Audiência na Câmara Legislativa discute vagas, formação de profissionais e filas para atendimento especializado no DF.
A Câmara Legislativa do Distrito Federal (CLDF) realizou uma audiência pública nesta sexta-feira (22) sobre as demandas dos estudantes com altas habilidades e superdotação. O encontro ocorreu com a presença de representantes da Secretaria de Educação do DF, do Ministério da Educação, da Universidade de Brasília, da Ordem dos Advogados do Brasil e de familiares que solicitaram mais suporte ao desenvolvimento dos filhos.
Principais reivindicações
A sessão destacou a necessidade de ampliar o número de vagas para Atendimento Educacional Especializado (AEE) na rede pública. Segundo participantes, há filas de espera para esse tipo de atendimento no DF, ofertado uma vez por semana no contraturno, geralmente nas salas de recursos das escolas. O serviço atende alunos com AH/SD e também estudantes com deficiência.
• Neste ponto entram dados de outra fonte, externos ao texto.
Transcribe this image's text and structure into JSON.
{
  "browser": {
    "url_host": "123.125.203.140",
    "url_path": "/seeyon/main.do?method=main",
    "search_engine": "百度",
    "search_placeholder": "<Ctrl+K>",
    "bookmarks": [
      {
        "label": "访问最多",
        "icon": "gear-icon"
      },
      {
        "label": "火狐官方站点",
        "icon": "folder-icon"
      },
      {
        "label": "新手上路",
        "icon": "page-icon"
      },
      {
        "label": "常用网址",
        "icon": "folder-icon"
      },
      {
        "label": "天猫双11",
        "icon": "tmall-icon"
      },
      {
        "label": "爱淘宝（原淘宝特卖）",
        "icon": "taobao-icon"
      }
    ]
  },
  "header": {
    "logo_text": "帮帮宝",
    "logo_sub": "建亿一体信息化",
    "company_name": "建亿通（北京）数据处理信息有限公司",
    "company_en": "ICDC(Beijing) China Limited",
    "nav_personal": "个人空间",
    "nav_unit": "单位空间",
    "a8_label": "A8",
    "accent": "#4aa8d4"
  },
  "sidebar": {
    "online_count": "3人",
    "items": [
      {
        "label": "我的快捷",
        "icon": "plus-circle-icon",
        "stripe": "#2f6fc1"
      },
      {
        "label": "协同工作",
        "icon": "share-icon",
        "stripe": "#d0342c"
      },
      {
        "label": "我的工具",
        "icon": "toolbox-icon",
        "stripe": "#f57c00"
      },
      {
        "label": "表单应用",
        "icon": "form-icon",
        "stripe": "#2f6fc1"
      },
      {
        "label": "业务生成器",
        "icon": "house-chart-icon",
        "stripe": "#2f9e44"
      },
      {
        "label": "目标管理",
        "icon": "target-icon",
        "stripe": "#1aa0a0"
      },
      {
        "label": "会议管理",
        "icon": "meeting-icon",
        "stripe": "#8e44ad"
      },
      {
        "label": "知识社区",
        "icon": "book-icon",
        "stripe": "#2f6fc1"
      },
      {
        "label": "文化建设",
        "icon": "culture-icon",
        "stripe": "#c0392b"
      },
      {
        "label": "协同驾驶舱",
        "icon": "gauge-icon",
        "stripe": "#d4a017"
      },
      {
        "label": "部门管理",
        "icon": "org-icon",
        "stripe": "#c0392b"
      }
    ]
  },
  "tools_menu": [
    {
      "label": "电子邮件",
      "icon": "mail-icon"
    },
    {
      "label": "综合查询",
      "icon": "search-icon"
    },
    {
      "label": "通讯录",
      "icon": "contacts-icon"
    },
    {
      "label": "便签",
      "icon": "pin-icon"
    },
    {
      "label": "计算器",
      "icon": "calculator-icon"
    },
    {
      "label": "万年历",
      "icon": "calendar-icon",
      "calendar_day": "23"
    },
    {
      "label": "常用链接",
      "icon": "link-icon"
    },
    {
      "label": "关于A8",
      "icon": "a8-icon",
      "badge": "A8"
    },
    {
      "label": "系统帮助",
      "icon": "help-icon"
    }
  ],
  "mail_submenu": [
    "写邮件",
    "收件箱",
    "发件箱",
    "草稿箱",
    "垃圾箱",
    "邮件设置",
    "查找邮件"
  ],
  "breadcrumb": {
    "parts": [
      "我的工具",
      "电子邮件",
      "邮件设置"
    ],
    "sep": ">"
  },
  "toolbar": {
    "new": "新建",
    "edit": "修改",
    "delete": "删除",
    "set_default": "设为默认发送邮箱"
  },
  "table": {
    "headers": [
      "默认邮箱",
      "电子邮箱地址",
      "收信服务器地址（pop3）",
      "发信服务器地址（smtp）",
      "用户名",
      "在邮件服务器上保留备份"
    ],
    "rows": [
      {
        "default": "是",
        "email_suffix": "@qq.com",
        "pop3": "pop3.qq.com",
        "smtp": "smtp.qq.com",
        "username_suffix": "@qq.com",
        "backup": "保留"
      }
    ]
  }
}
“Dói perceber a falta de apoio, de compreensão e de preparo da sociedade e até das instituições para acolher esses jovens, além do rótulo da inteligência. Porque superdotação não é apenas o desempenho: é também intensidade emocional, conflitos internos e uma solidão difícil de explicar”, afirmou Silvia Lustosa, mãe de uma filha com AH/SD e de um filho em processo de diagnóstico.
Participantes observaram que, apesar de insuficiente, a rede pública tem oferecido mais suporte que muitas instituições da educação privada, que frequentemente não disponibilizam atendimento específico para alunos com AH/SD. Atualmente, 10% das matrículas para atendimento especializado nas escolas públicas são reservadas para estudantes oriundos da rede privada.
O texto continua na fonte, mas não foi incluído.